Suddenly it was time for the scheduled needle biopsy that would verify the condition of his liver and its viability for the future. It took an hour, as we’d been told, but only for the biopsy itself. What we were not told followed. Mike was moved from the emergency area where out-patient surgery was done, to a room far back in the hospital. He was directed to lay still for four hours, on his side, with pressure directly on the biopsy site to keep the liver from hemorrhaging.
I was instructed to keep track of his respiration rate—to count how many breaths a minute he took—and notify the nurse immediately if it fell beneath twelve. I watched and counted as Mike steadily lost patience with the whole ordeal.
He cussed. He cursed. He groused and bitched about everything to everyone. Especially to me. I can only imagine how extremely uncomfortable it became for him, lying on his right side with a cast on his right stump in a July-hot hospital room with no air conditioning. It was almost as if his days in that California hospital years ago had returned.
After much vocalizing on his part, a nurse finally got permission to release him and we were able to go home.

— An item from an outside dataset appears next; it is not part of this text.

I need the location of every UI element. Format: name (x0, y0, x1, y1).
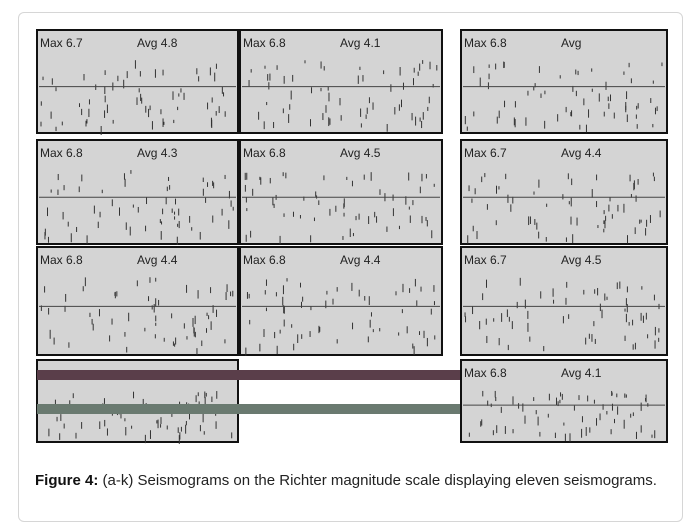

The days that followed were filled with trips for leg fittings, physical therapy, and to the R/C hobby shop in the next town where Mike would order parts for his little car and talk, talk, talk to anyone who would listen. I tolerated it all, not wanting to embarrass him. I rearranged our kitchen table so that he could work from the wheelchair on his little car kit. Work that brought frequent odors of model paints, soldering iron smoke and one burned-out hair dryer—mine—into the kitchen.

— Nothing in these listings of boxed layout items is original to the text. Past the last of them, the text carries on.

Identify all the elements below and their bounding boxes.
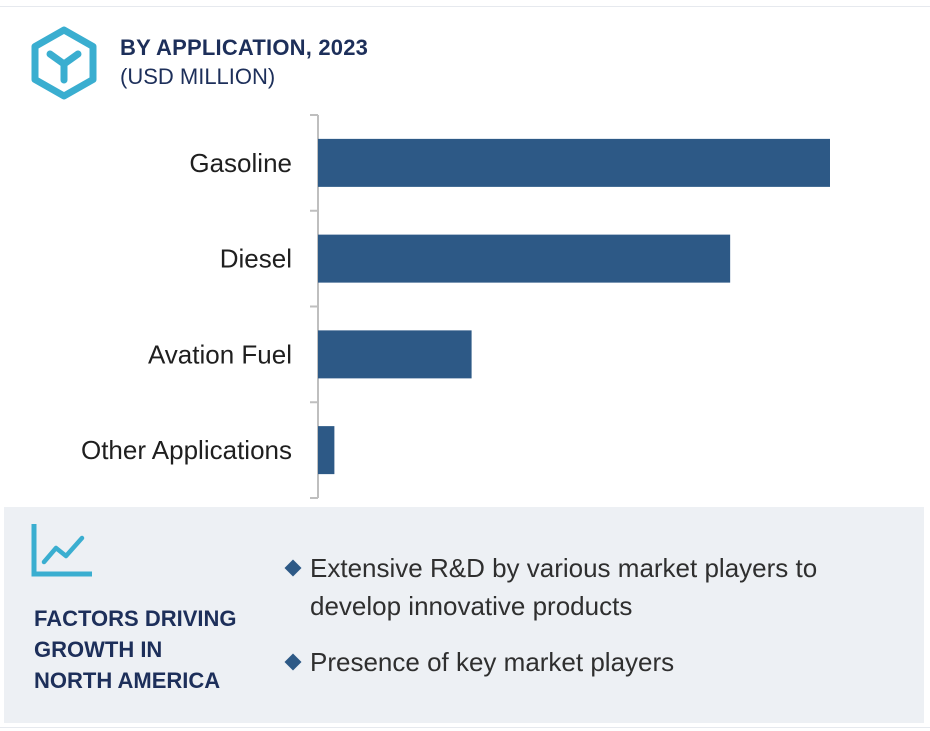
hexagon-y-logo-icon [31,26,97,100]
diamond-bullet-icon [284,653,302,671]
factor-bullet-text: Presence of key market players [310,647,675,677]
application-bar-chart: Gasoline Diesel Avation Fuel Other Applicat… [81,114,830,499]
bar-diesel [318,234,731,283]
bar-gasoline [318,138,830,187]
category-label: Other Applications [81,435,292,465]
diamond-bullet-icon [284,559,302,577]
factors-bullet-list: Extensive R&D by various market players … [284,549,904,699]
factors-title: FACTORS DRIVING GROWTH IN NORTH AMERICA [34,603,264,696]
factors-title-line: NORTH AMERICA [34,668,221,693]
factors-title-line: FACTORS DRIVING [34,606,237,631]
bar-avation-fuel [318,330,472,379]
factors-panel: FACTORS DRIVING GROWTH IN NORTH AMERICA … [4,507,924,723]
bottom-divider [0,727,930,728]
trend-line-chart-icon [31,524,92,577]
bar-other-applications [318,426,335,475]
factor-bullet: Presence of key market players [284,643,904,681]
factor-bullet-text: Extensive R&D by various market players … [310,553,818,621]
factors-title-line: GROWTH IN [34,637,163,662]
chart-subtitle: (USD MILLION) [120,64,276,89]
chart-title: BY APPLICATION, 2023 [120,35,369,60]
factor-bullet: Extensive R&D by various market players … [284,549,904,625]
category-label: Avation Fuel [148,339,292,369]
category-label: Gasoline [189,148,292,178]
top-divider [0,6,930,7]
category-label: Diesel [220,244,292,274]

I dutifully transported Mike to R/C car club meetings and races, loading his boxes of stuff, then him and his wheel chair into the car. When we arrived at the race location, I would help him into his chair, pile the racecar stuff onto his lap, and push him into the building. He loved visiting with the other members, and they were friendly in return.

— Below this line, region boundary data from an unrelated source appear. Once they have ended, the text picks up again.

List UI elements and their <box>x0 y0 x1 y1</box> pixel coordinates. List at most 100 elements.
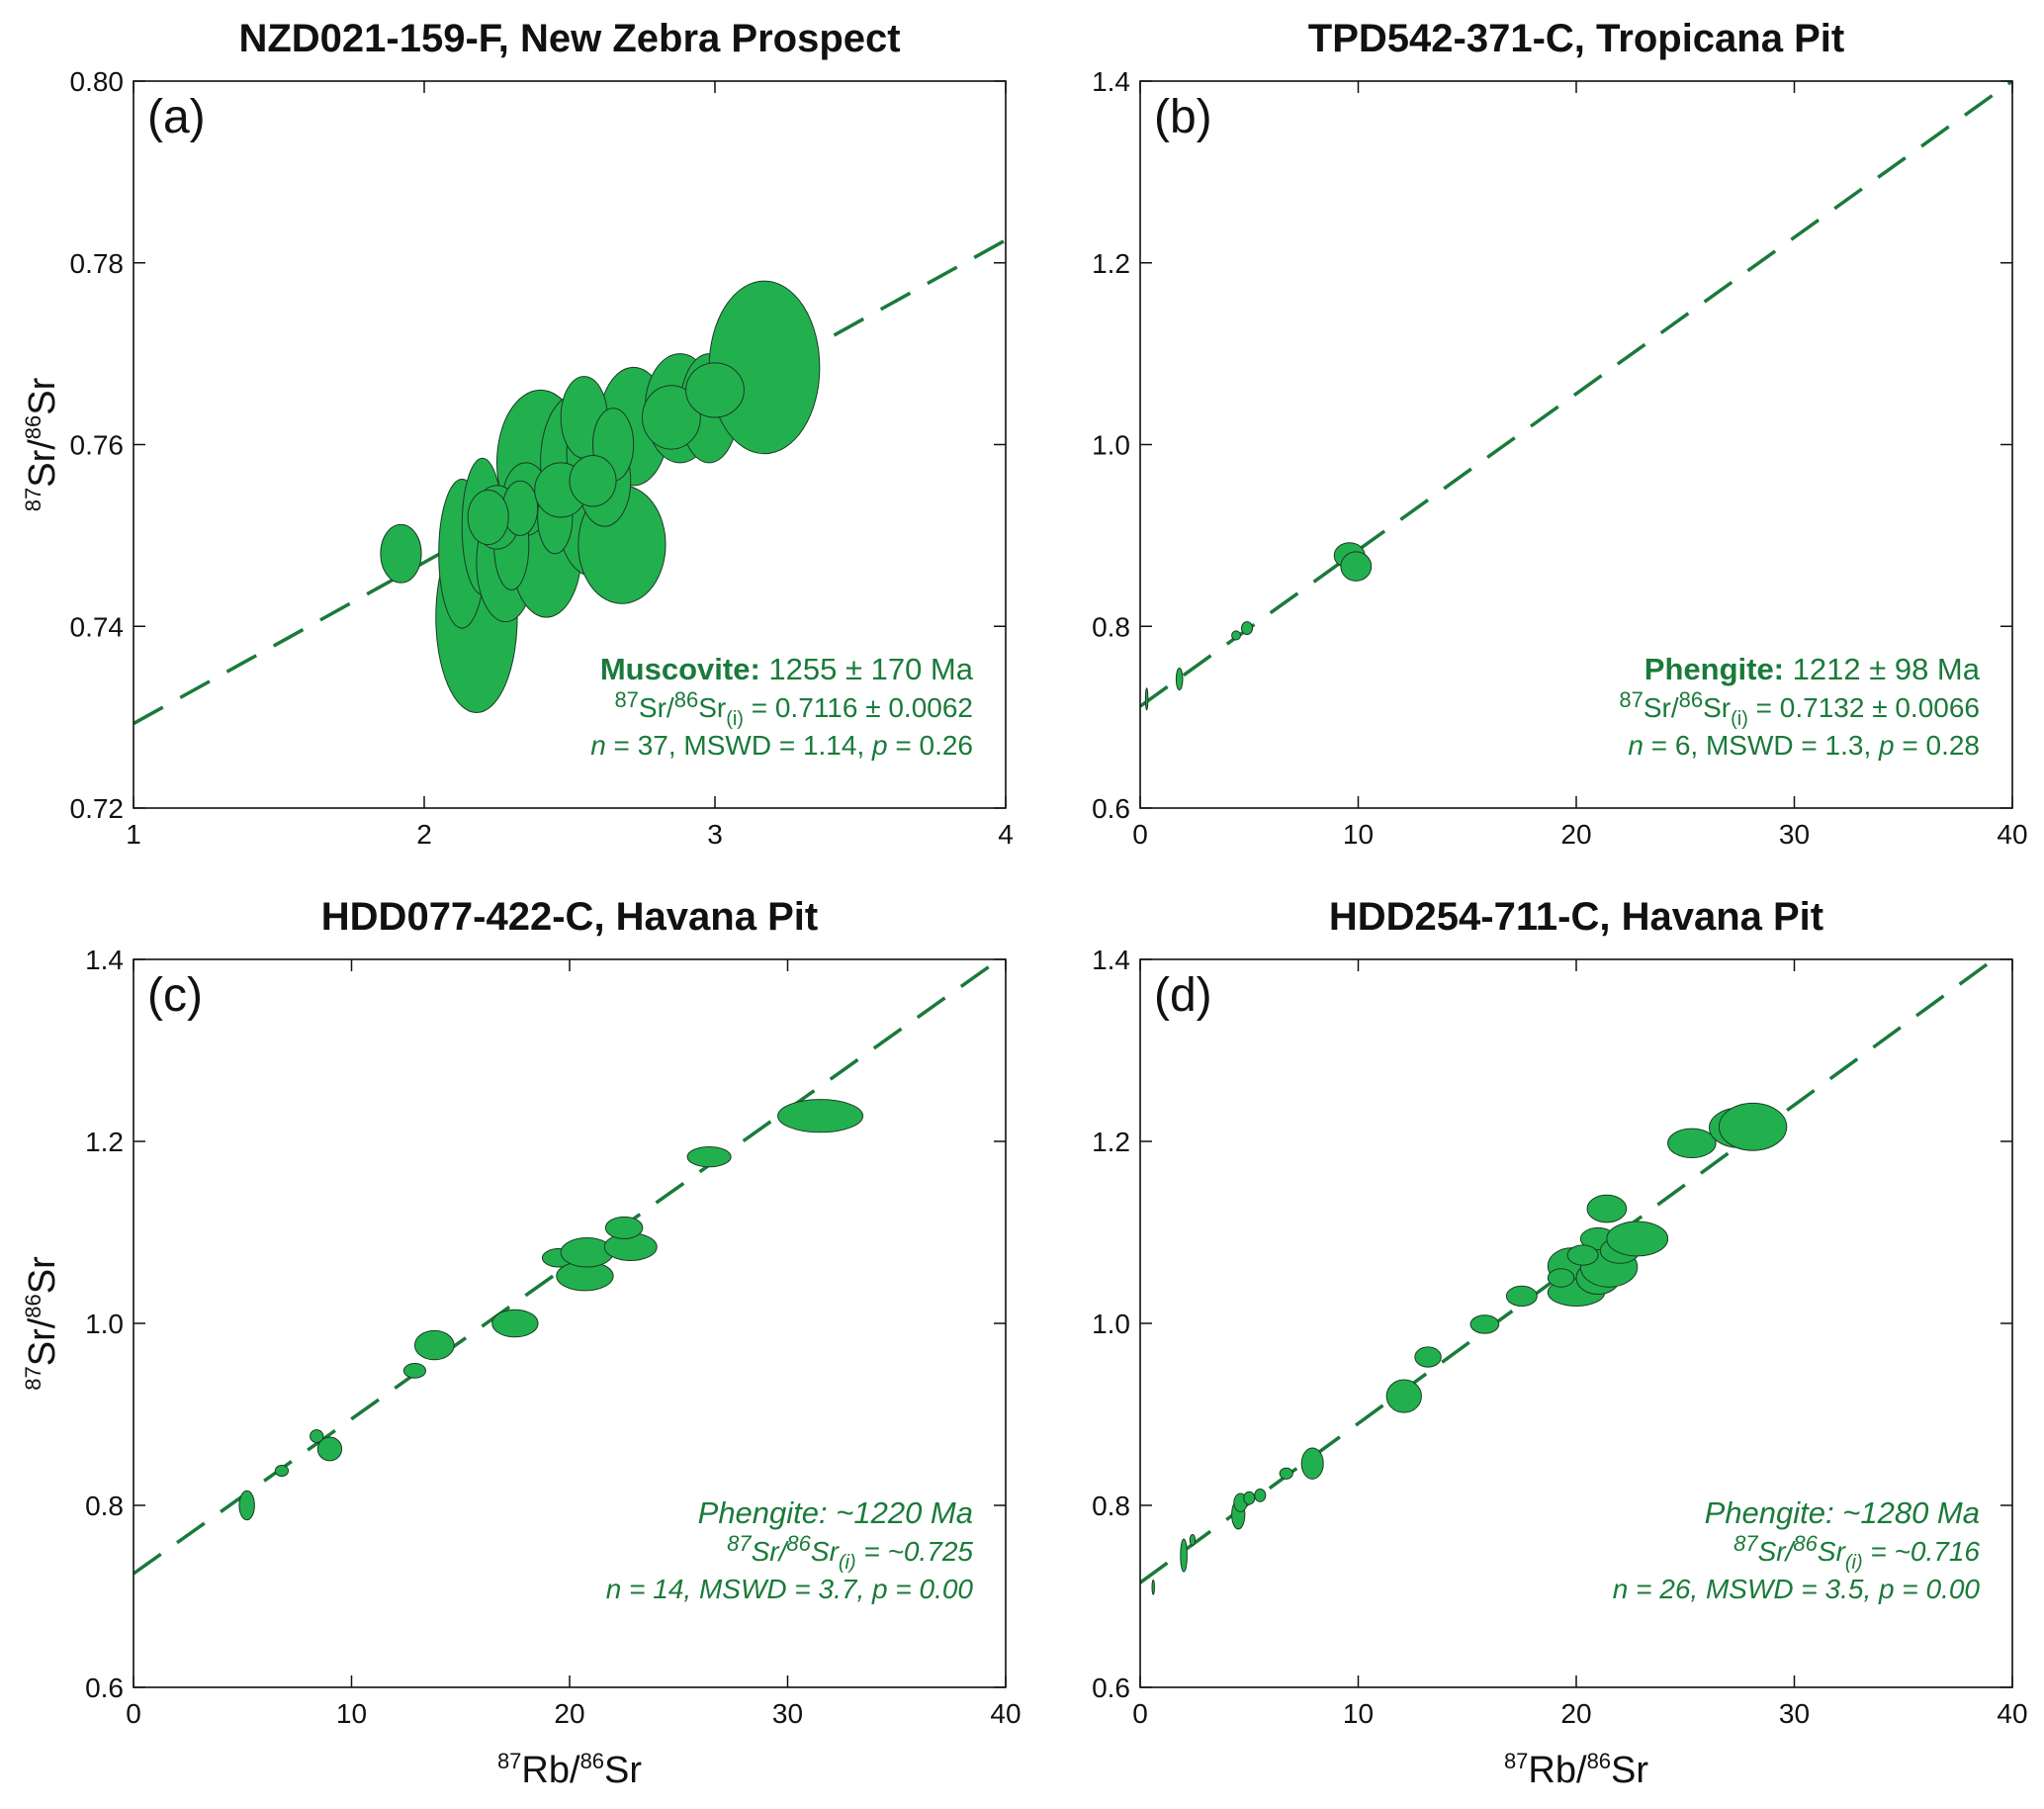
isotope-mass: 87 <box>1619 687 1643 712</box>
initial-subscript: (i) <box>1845 1552 1863 1574</box>
data-ellipse <box>1254 1488 1267 1502</box>
ratio-value: = 0.7116 ± 0.0062 <box>744 692 973 723</box>
element-symbol: Rb <box>1528 1750 1576 1791</box>
ratio-text: Sr/ <box>1758 1536 1797 1567</box>
data-ellipse <box>1300 1447 1324 1480</box>
data-ellipse <box>1469 1314 1500 1334</box>
x-tick-label: 40 <box>1997 819 2027 850</box>
data-ellipse <box>1241 621 1254 636</box>
data-ellipse <box>560 1237 614 1268</box>
y-tick-label: 1.4 <box>85 945 124 975</box>
p-symbol: p <box>1878 730 1895 761</box>
data-ellipse <box>1385 1379 1422 1413</box>
annotation-stats: n = 6, MSWD = 1.3, p = 0.28 <box>1628 730 1980 761</box>
x-tick-label: 0 <box>1132 1698 1148 1729</box>
y-tick-label: 0.78 <box>70 248 125 279</box>
panel-a: NZD021-159-F, New Zebra Prospect 1 2 3 4 0.72… <box>21 17 1014 850</box>
element-symbol: Sr <box>22 1256 63 1294</box>
y-tick-label: 1.0 <box>85 1309 124 1339</box>
data-ellipse <box>777 1099 864 1133</box>
panel-letter: (b) <box>1154 91 1212 143</box>
data-ellipse <box>1566 1244 1599 1266</box>
data-ellipse <box>685 362 745 418</box>
y-axis-label: 87Sr/86Sr <box>21 1256 63 1391</box>
panel-title: HDD077-422-C, Havana Pit <box>321 895 818 939</box>
y-tick-label: 1.2 <box>1092 1127 1130 1157</box>
annotation-age: Phengite: ~1280 Ma <box>1705 1495 1980 1530</box>
annotation-ratio: 87Sr/86Sr(i) = 0.7116 ± 0.0062 <box>614 687 973 730</box>
data-ellipse <box>501 480 539 536</box>
initial-subscript: (i) <box>726 708 744 730</box>
mineral-name: Phengite: <box>1705 1495 1834 1530</box>
element-symbol: Sr <box>1818 1536 1847 1567</box>
x-tick-label: 20 <box>554 1698 584 1729</box>
ratio-slash: / <box>1576 1750 1587 1791</box>
n-symbol: n <box>590 730 606 761</box>
x-tick-label: 1 <box>126 819 141 850</box>
ratio-text: Sr/ <box>1644 692 1679 723</box>
p-value: = 0.00 <box>1895 1574 1981 1604</box>
plot-area <box>1140 959 1998 1595</box>
data-ellipse <box>1279 1467 1293 1480</box>
y-tick-label: 1.4 <box>1092 66 1130 97</box>
x-tick-label: 30 <box>1779 819 1810 850</box>
panel-letter: (c) <box>147 969 203 1022</box>
element-symbol: Sr <box>22 449 63 487</box>
y-tick-label: 0.76 <box>70 430 125 461</box>
ratio-text: Sr/ <box>752 1536 790 1567</box>
mineral-name: Phengite: <box>698 1495 828 1530</box>
data-ellipse <box>1547 1268 1575 1288</box>
isotope-mass: 86 <box>21 415 45 439</box>
y-tick-label: 0.74 <box>70 611 125 642</box>
x-tick-label: 40 <box>990 1698 1021 1729</box>
data-ellipse <box>1667 1128 1717 1159</box>
x-tick-label: 30 <box>772 1698 803 1729</box>
panel-letter: (a) <box>147 91 206 143</box>
annotation-ratio: 87Sr/86Sr(i) = ~0.725 <box>727 1531 973 1574</box>
annotation-stats: n = 14, MSWD = 3.7, p = 0.00 <box>606 1574 974 1604</box>
annotation-age: Muscovite: 1255 ± 170 Ma <box>600 652 974 686</box>
data-ellipse <box>380 523 422 584</box>
x-tick-label: 10 <box>1343 819 1374 850</box>
p-value: = 0.26 <box>888 730 973 761</box>
x-tick-label: 20 <box>1560 819 1591 850</box>
isotope-mass: 86 <box>21 1294 45 1317</box>
data-ellipse <box>402 1362 426 1379</box>
isotope-mass: 86 <box>1793 1531 1818 1556</box>
y-tick-label: 0.8 <box>85 1491 124 1521</box>
ratio-slash: / <box>22 1317 63 1328</box>
data-ellipse <box>1586 1194 1628 1223</box>
element-symbol: Sr <box>1703 692 1731 723</box>
data-ellipse <box>1180 1538 1188 1573</box>
p-symbol: p <box>871 1574 888 1604</box>
plot-area <box>133 238 1006 726</box>
mineral-name: Muscovite: <box>600 652 760 686</box>
p-symbol: p <box>1878 1574 1895 1604</box>
isotope-mass: 86 <box>1587 1749 1611 1773</box>
data-ellipse <box>1151 1579 1155 1595</box>
x-axis-label: 87Rb/86Sr <box>1504 1749 1648 1791</box>
panel-b: TPD542-371-C, Tropicana Pit 0 10 20 30 40 0.6 0… <box>1092 17 2028 850</box>
element-symbol: Rb <box>521 1750 570 1791</box>
element-symbol: Sr <box>1611 1750 1648 1791</box>
annotation-ratio: 87Sr/86Sr(i) = 0.7132 ± 0.0066 <box>1619 687 1980 730</box>
initial-subscript: (i) <box>839 1552 856 1574</box>
x-axis-label: 87Rb/86Sr <box>497 1749 642 1791</box>
y-tick-label: 1.0 <box>1092 1309 1130 1339</box>
data-ellipse <box>604 1216 644 1239</box>
p-value: = 0.00 <box>888 1574 974 1604</box>
data-ellipse <box>686 1146 732 1168</box>
ratio-slash: / <box>22 439 63 450</box>
element-symbol: Sr <box>22 377 63 414</box>
data-ellipse <box>1414 1346 1442 1368</box>
x-tick-label: 2 <box>416 819 432 850</box>
data-ellipse <box>1189 1533 1197 1546</box>
y-tick-label: 0.6 <box>85 1673 124 1703</box>
regression-line <box>1140 81 2012 708</box>
ratio-value: = 0.7132 ± 0.0066 <box>1748 692 1980 723</box>
element-symbol: Sr <box>22 1328 63 1366</box>
x-tick-label: 10 <box>336 1698 367 1729</box>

At our first indoor event, I placed his NASCAR type model on the track as directed. When the starting bell rang, his car darted out of control, first right, then left, spinning donuts, hitting other cars, stopping only when it careened into the track’s side rail and got hung up. Clearly his eye-hand coordination wasn’t working.
"Go set it straight," he barked at me. "Now! Hurry up!"
"I can’t, Mike!"
"Do it!" He demanded.
"No," I countered. "It’s against the rules, Mike. I can’t walk out onto the track during a race." He grimaced.
Didn’t he remember that those little cars whizzed around that oval at speeds up to thirty-five miles an hour—fast enough to break a human ankle if it got in the way? Where was his brain? It certainly didn’t seem to be working.
When this first race was over, someone handed his car to him. He thanked them, then insisted I pack up all his things and take him home.
"But there are more races coming," I countered. "Don’t you want to stay?"
"No! Take me home."
I felt sad for his obvious embarrassment, and couldn’t help but think of our early years, when he drove his Austin-Healey in competitions around the northwest circuit, and how the handful of trophies sitting on our bookshelf at home served as testament to his prowess. How humiliating this must be for him. I could have cried but didn’t. Instead, I piled his belongings back on his lap, and we left for home.
Between the R/C car events, home care, doctor visits and physical therapy sessions—where he learned exercises for strengthening muscles in his upper body and thighs to help with propelling the wheelchair and walking on a prosthetic leg, we’d visit the local Burger-King™ for a soft drink and fries. It was a welcome change of scene, and gave Mike something to look forward to.
Other times we would pick up hamburgers and drinks from the local 50’s drive-in, take them to the city park by the river and eat. Those were moments of respite, when we could share a meal and converse as husband and wife rather than patient and caregiver.